Imagínense que un jefe de Estado venga y critique nuestra soberanía, nuestra democracia, nuestro sistema de justicia. Eso no es posible.
El papa tiene límites. Un jefe de estado no puede venir como justiciero y criticar y desestabilizar al gobierno y a la sociedad por un idealismo, o por un grupo en específico que ha padecido injusticia. No. El papa debe respetar esa legitimidad, esa autonomía e independencia que tiene un país. Todavía sería más delicado que un papa venga y critique nuestro sistema cuando es un estado laico que no vive ni necesita del cristianismo, y mucho menos con la historia que tenemos después de dos guerras que propició la iglesia católica y que en ambas perdió, y que en ambas se derramó sangre brutalmente.
Imaginen que Juárez fuese presidente.
El problema aquí es que ciertamente, al Presidente se le olvidaron las guerras, sobre todo la de reforma, y a Benito Juárez.
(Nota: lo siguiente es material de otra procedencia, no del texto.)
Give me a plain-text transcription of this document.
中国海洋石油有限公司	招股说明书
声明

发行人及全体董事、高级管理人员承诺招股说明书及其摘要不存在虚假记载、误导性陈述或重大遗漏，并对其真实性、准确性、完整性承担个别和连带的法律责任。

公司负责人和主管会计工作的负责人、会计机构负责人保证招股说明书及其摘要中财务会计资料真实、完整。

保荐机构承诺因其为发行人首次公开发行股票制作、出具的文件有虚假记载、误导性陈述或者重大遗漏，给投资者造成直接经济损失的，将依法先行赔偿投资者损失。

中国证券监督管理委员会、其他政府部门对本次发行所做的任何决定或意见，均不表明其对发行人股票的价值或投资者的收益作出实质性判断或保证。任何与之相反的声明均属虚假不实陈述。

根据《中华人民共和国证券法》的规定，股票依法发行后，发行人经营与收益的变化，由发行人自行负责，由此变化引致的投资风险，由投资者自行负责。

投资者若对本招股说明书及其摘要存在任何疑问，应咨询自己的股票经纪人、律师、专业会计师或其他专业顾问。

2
Ningún jefe de estado a recibido la atención tan personalizada y poderosa que se hizo con el papa. Y si debemos la perdida de transformación de nuestro estado a uno laico, se lo debemos a Salinas de Gortari con su política de restablecimiento de relaciones "diplomáticas con el vaticano".
El papa no va a enfrentar nunca a Macial Maciel, porque más allá de su perversión y locura, dejó un legado millonario al Vaticano pues la congregación de legionarios de cristo otorga mucho dinero a las finanzas del vaticano, y esas son importantes para el estado católico. Además, la basílica es uno de los más importantes recintos que genera capital para el mismo estado vaticano. O sea, por favor. No quieran que venga superman a salvarnos. Este es nuestro problema.
Si tenemos un presidente corrupto, es cosa nuestra. Si tenemos una iglesia corrupta, también es responsabilidad nuestra, exigir justicia, señalar a los responsables y refundar nuestra sociedad tan lastimada, porque es nuestro territorio y es nuestro hogar y al fin de cuentas, el papa regresa a Italia, a su casa, deseándonos buena suerte.
Por otro lado, finalizando esta reflexión. Debió haber sido traumático para la persona que jaló accidentalmente al papa para saludarlo y que acabó siendo regañado por la máxima autoridad eclesiástica. Es decir, esta persona se desbordó en sus emociones que perdió sentido de la realidad por cumplir un sueño de tocar al santo padre, pero en vez de recibir su bendición, recibió un regaño fuerte. Espero que no se suicide. Y también, fue una ventana para ver el desquiciamiento del papa. O sea, el papa espera que actúe la gente lastimada, con problemas y desajustes emocionales como si estuvieran viviendo en la panacea del mundo. Digo, eso nos hace ver que se le olvidó al papa, sentado en su pedestal, del escenario y mundo que visitaba. Papa, por dios, esto es el infierno. ¿Cómo esperas que actúe la gente prudente y reservada? Tenemos millones y millones de analfabetas, gente que sufre de hambre, violencia, abusados sexualmente por ancianos, otros sacerdotes, de tu gremio y muchos de ellos pobres, y tú quieres que actúen razonablemente contigo, pidiéndote auxilio?
Muy mala respuesta. Mala para un tipo que se dedica a orar, a meditar, y que además no tiene que sufrir el estrés de todos los días de manejar su auto en un mundo caótico, tratando de encontrar estacionamiento y cuidándose las espaldas de que no le roben sus pocas pertenencias y lo que queda de su dignidad.